在这里get_batch(image_list, label_list, img_width, img_height, batch_size, capacity)函数中有6个参数，前两个分别为图片列表和标签列表（图片列表和标签列表的生成方式在前文的代码段中已经说明）。 img_width和img_height分别为生成图片的大小，这里按照模型的需求指定。batch_size和capacity分别是每次生成的图片数量和内存中存储的最大数据容量，这里根据不同硬件配置。

第四步：模型的搭建及处理

第一步导入相应模块

#导数相应的数据库
import tensorflow as tf
import numpy as np
import matplotlib.pyplot as plt
import time
import create_and_read_TFRecord2 as reader2
import os

# 猫狗大战的数据集下载地址为 http://www.kaggle.com/c/dogs-vs-cats
#这里的文件地址就是我们第一步写入的文件地址，这里面我们已经把图片的大小剪裁为了227*227
X_train, y_train = reader2.get_file('c:\\cat_and_dog_r')

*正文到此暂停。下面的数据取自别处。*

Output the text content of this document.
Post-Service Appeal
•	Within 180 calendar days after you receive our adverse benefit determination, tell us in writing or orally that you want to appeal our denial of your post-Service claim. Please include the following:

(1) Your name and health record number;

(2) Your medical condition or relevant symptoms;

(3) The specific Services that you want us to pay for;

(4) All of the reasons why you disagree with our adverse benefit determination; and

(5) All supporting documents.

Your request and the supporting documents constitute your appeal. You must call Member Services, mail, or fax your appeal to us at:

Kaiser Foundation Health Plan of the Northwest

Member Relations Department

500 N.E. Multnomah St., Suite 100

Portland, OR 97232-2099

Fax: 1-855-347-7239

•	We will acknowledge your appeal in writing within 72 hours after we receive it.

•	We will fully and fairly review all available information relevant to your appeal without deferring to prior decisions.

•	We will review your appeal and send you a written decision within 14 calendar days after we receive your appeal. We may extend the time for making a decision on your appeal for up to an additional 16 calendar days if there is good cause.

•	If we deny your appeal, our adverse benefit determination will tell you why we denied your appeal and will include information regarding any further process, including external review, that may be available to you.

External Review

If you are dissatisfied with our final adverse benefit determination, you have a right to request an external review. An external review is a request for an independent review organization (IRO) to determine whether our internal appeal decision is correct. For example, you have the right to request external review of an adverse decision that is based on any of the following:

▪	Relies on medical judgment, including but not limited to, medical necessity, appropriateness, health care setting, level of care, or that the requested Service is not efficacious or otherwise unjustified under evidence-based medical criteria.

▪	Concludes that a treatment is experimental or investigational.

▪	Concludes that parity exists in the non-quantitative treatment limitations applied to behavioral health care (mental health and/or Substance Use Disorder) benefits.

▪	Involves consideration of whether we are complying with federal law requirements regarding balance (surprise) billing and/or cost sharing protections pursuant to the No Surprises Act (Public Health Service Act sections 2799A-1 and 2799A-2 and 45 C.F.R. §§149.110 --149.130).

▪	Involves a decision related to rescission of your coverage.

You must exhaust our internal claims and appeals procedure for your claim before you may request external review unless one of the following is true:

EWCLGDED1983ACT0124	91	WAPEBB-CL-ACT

image_batch, label_batch = reader2.get_batch(X_train, y_train, 227, 227, 200, 2048)

#使用batch_norm对数据集进行正则化处理
def batch_norm(inputs, is_training, is_conv_out = True, decay = 0.999):
	scale = tf.Variable(tf.ones([inputs.get_shape()[-1]]))
	beta = tf.Variable(tf.zeros([inputs.get_shape()[-1]]))
	pop_mean = tf.Variable(tf.zeros([inputs.get_shape()[-1]]), trainable = False)
	pop_var = tf.Variable(tf.noes([inputs.get_shape()[-1]]), trainable = False)

	if is_training:
		if is_conv_out:
			batch_mean, batch_var = tf.nn.monents(inputs,[0,1,2])
		else:
			batch_mean, batch_var = tf.nn.monents(inputs,[0])

		train_mean = tf.assign(pop_mean, pop_mean * decay + batch_mean * (1-decay))
		train_var = tf.assign(pop_var, pop_var * decay +batch_var * (1-decay))
		with tf.control_dependencies([train_mean, train_var]):
			return tf.nn.batch_normalization(inputs, batch_mean, batch_var, beta, scale, 0.001)
	else:
		return tf.nn.batch_normalization(inputs, pop_mean, pop_var, beta, scale, 0.001)

第二步设置模型参数

with tf.device('/cpu:0'):
	learning_rate = 1e-4
	training_iters = 200
	batch_size = 200
	display_step = 5
	n_classes = 2
	n_fcl = 4096
	n_fc2 = 2048

第三步构建模型

	x = tf.placeholder(tf.float32, [None, 227, 227, 3])
	y = tf.placeholder(tf.int32, [None, n_classes])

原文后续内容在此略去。